How Would You Rate Hatboro-Horsham Schools?
By spring, each building within Hatboro-Horsham School District will receive a grade from the state.
Teachers throughout the Hatboro-Horsham School District measure their students’ success with grades. In the coming weeks, the schools too will receive a report card of sorts.
The Pennsylvania Department of Education's school performance profile will scale each school between 0 and 100, according to Hatboro-Horsham Curriculum Co-Director David Weber. Those scores will be released in April, he said and the district will have the opportunity to see the pre-release of scores on March 15.
In an analysis conducted by the Montgomery County Intermediate Unit, Weber said 14 percent of all schools scored 90 or higher and 64 percent were in the 70 to 89.9 range.
“Seventy is kind of the benchmark that the state is putting out,” Weber told the school board during a recent meeting. “We honestly have not had access to the scores yet to see how they’ll look at the end of the day.”
But, good or bad, the scores will play a major role in teacher evaluations in the upcoming year, as well as principal evaluations beginning in the 2014-2015 school year.
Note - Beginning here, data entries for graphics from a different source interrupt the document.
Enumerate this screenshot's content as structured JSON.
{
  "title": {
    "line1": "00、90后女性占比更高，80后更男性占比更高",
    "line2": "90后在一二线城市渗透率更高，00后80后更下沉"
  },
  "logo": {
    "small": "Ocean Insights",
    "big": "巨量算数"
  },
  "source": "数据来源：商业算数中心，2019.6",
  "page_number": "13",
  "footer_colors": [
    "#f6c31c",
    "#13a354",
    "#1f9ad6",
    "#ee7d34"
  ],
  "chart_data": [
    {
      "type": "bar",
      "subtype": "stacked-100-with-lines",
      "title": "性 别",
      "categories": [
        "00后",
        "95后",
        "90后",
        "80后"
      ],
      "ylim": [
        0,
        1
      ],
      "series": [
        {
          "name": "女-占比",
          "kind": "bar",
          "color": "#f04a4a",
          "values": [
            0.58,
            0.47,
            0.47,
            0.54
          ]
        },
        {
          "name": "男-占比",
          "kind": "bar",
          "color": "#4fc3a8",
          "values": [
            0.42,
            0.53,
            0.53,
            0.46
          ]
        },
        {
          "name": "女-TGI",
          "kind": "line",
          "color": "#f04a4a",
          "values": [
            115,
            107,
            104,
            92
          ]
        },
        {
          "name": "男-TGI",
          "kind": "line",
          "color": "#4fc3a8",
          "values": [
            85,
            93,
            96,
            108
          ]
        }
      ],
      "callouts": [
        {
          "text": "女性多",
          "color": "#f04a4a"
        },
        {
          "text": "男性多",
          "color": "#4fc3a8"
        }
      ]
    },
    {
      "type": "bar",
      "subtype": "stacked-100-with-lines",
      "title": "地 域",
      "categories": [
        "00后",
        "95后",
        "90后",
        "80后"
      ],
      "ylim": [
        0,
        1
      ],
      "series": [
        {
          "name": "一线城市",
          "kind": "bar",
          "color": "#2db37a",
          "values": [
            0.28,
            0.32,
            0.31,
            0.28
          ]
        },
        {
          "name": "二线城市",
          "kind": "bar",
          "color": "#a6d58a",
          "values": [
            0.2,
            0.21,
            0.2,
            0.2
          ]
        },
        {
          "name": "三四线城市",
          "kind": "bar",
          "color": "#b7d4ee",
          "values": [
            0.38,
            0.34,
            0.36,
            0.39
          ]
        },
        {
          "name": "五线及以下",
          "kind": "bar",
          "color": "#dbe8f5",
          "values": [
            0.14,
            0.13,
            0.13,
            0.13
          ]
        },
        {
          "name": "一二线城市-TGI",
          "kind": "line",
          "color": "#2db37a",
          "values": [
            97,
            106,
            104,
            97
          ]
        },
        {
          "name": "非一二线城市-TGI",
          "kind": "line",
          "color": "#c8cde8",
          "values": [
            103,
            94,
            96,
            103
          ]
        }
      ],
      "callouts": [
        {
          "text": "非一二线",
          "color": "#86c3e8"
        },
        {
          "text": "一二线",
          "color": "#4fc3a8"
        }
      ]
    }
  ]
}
The forthcoming statewide evaluation system will make it easier for teachers deemed to be “failing” to be fired more easily, district officials said previously.
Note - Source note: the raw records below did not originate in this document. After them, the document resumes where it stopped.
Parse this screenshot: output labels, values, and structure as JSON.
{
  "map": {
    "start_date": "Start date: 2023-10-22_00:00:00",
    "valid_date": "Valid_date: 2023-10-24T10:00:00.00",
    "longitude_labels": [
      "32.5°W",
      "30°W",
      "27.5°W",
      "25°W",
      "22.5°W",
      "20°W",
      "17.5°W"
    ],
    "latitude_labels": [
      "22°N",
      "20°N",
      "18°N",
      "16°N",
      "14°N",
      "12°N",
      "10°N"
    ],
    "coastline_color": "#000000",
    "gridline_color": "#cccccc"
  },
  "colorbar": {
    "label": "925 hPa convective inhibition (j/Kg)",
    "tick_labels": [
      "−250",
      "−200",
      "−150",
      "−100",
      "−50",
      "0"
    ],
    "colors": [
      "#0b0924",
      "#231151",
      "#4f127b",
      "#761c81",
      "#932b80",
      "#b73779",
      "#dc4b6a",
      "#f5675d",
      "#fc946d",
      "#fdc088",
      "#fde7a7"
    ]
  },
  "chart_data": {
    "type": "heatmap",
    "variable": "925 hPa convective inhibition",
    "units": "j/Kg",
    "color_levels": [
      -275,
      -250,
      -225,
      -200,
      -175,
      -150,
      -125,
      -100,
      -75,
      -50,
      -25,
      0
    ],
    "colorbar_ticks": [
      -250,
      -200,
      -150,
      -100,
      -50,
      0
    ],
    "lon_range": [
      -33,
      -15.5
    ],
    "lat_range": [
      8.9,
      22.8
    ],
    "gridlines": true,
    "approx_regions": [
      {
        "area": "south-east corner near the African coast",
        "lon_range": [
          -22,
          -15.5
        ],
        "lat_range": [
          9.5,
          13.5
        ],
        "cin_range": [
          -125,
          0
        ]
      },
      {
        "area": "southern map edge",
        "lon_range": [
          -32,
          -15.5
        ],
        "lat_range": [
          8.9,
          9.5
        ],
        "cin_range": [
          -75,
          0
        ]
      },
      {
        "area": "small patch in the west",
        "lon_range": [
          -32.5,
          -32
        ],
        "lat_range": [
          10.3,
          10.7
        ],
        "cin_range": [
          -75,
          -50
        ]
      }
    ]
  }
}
Under the impending teacher and principal evaluations, student performance, as well as building data - including how each building scored on the school performance profile - would be “tied” to evaluations, according to Superintendent Curtis Griffin.
“What happens to a teacher who’s tied to many schools?” Griffin asked. “I don’t know that answer.”
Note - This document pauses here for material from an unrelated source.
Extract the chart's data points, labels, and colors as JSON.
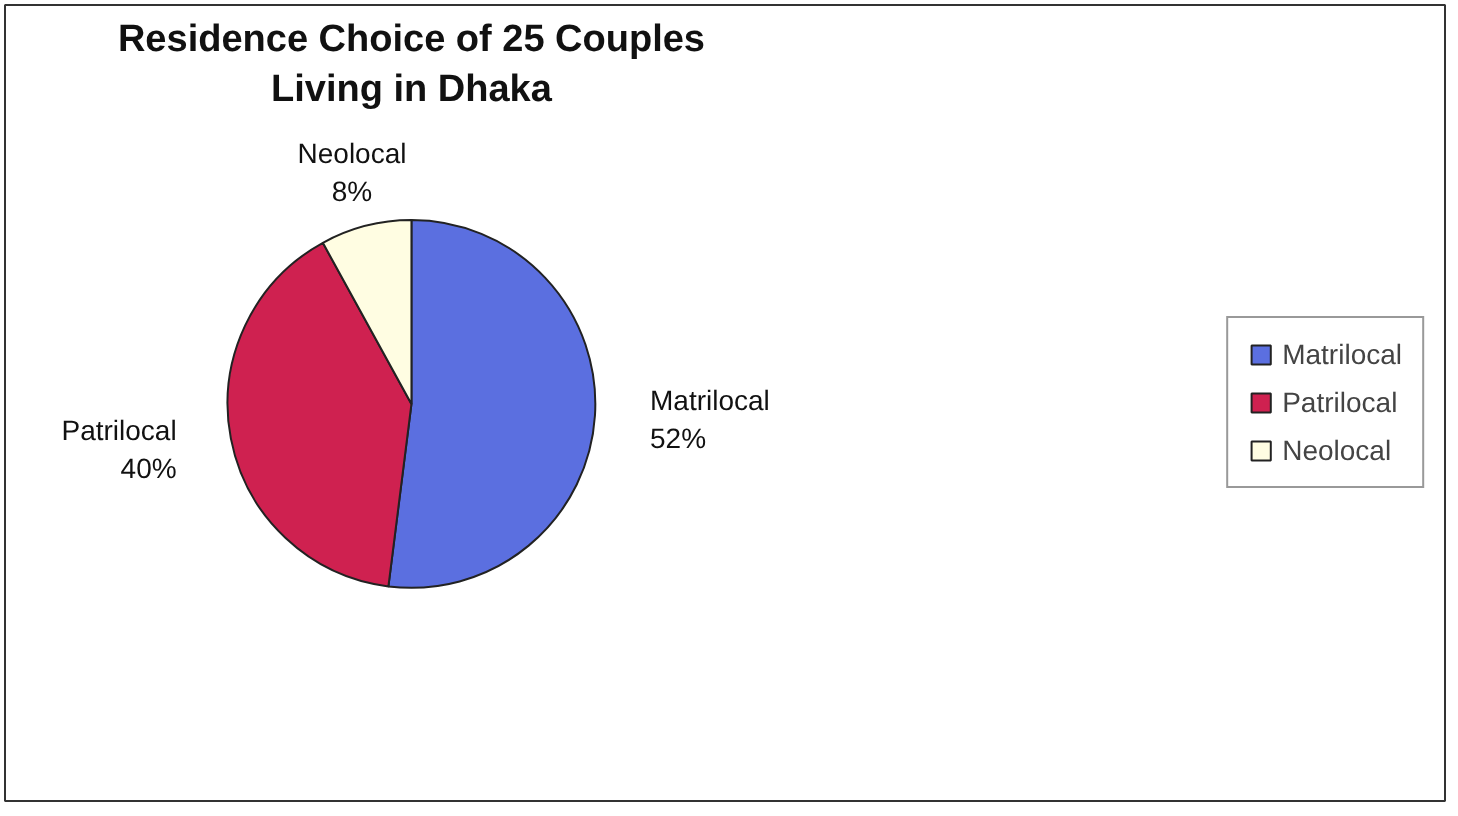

Officials have said many questions need to be addressed prior to the rollout of the new evaluation system. The Pennsylvania Department of Education has until June 30 to finalize evaluation requirements.
Before that happens, Griffin said the state would use information ranging from the district’s classes, class sizes, teacher schedules, AP scores, SAT scores, ACT scores and more information that he said is “constantly” being uploaded to the state’s database to arrive at scores for each of the buildings.